From the news the other day, I heard America had gone to war again. It’s pretty compartmentalized though. It’s just an air war with maybe a few other moving parts.
Roaming the exhibition containers at Photoville at the same time these new hostilities were getting off the ground made me painfully aware of war as a contaminant with the most enduring afterlife. Wars may be easy to get into (and easy to suppose as tactically and emotionally limited) but then the stains just keep spreading.
I was watching people walk in and out of “The Bedrooms of the Fallen,” Ashley Gilbertson’s installation consisting of two facing “rooms” formerly occupied by soldiers killed in Iraq. (Here’s the interactive slideshow we made with Ashley back in 2010.) How bizarre that America is now going to the well again, as much as people can hardly access this space.
The picture comes from photographer Stefan Falke’s project, La Frontera, documenting artists who live and work along the U.S. border with Mexico. Artist Angel Cabrales uses actual military hardware as a basis for commentary on border defense. War has become such a defining metaphor, however, this barely feels exaggerated.
And then, there was Damon Winter’s dizzying photograph of a vet, newly home, encountering a grocery display. As part of “The Homecoming Project,” what a twist on the soldier as hunter. We sent our youth to Afghanistan and Iraq and they returned to be staggered by lunch meat.

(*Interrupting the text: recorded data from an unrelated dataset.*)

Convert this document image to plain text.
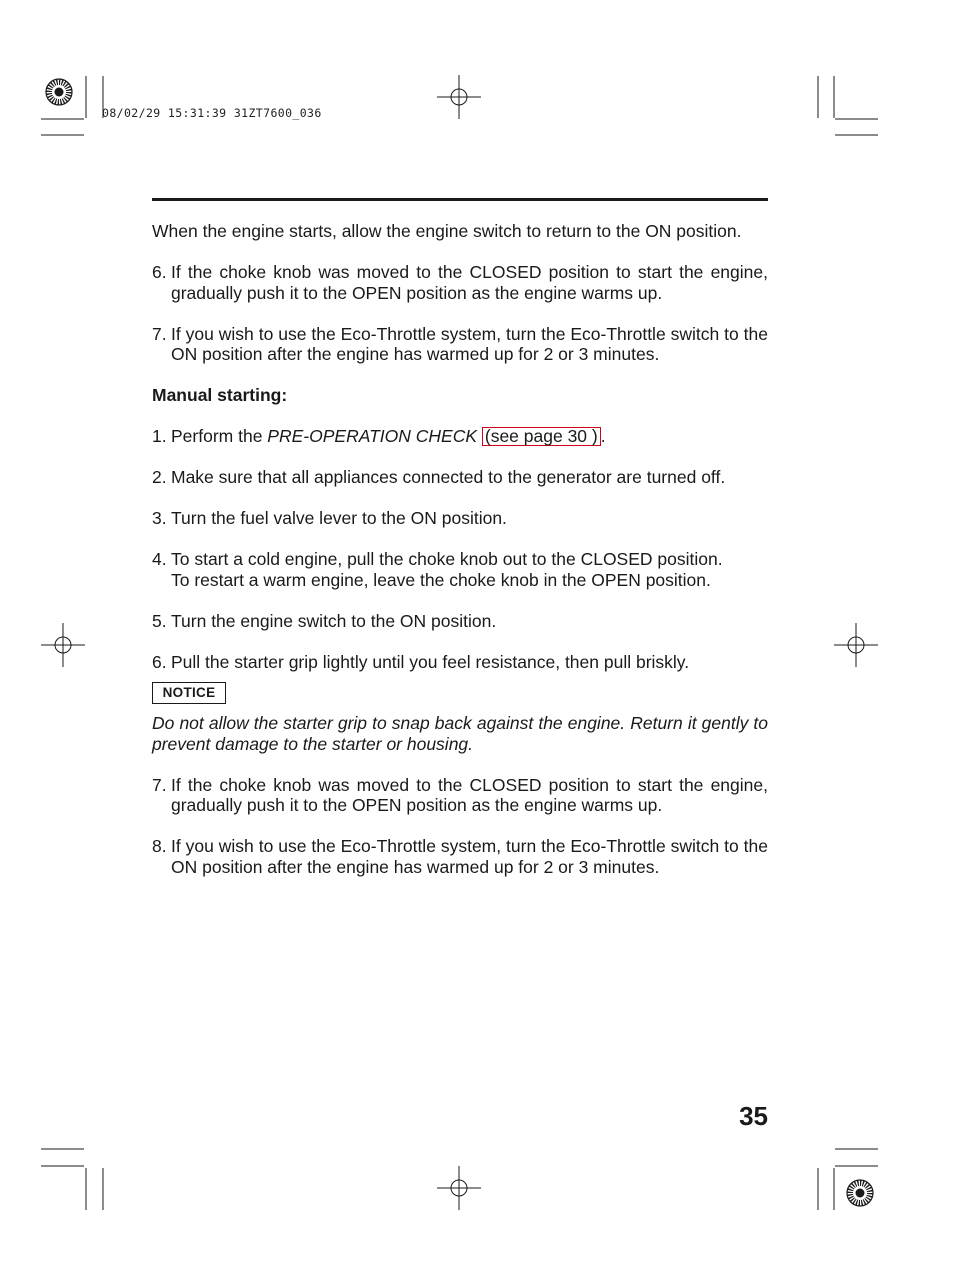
08/02/29 15:31:39 31ZT7600_036

When the engine starts, allow the engine switch to return to the ON position.

6. If the choke knob was moved to the CLOSED position to start the engine, gradually push it to the OPEN position as the engine warms up.
7. If you wish to use the Eco-Throttle system, turn the Eco-Throttle switch to the ON position after the engine has warmed up for 2 or 3 minutes.
Manual starting:
1. Perform the PRE-OPERATION CHECK (see page 30 ) .
2. Make sure that all appliances connected to the generator are turned off.
3. Turn the fuel valve lever to the ON position.
4. To start a cold engine, pull the choke knob out to the CLOSED position.
To restart a warm engine, leave the choke knob in the OPEN position.
5. Turn the engine switch to the ON position.
6. Pull the starter grip lightly until you feel resistance, then pull briskly.
NOTICE
Do not allow the starter grip to snap back against the engine. Return it gently to prevent damage to the starter or housing.
7. If the choke knob was moved to the CLOSED position to start the engine, gradually push it to the OPEN position as the engine warms up.
8. If you wish to use the Eco-Throttle system, turn the Eco-Throttle switch to the ON position after the engine has warmed up for 2 or 3 minutes.
35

(photo 3 caption: “A YEAR AT WAR: COMING HOME” Within hours after returning home to United States, Sgt. Tamara Sullivan began preparing a new home for herself. She had only two days set up and to move into a new apartment, buy food and supplies and deal with her jet lag before returning to her Army duties. Here she shopped at Wal-Mart for home supplies and groceries still wearing the same uniform she left Afghanistan in several days ago.)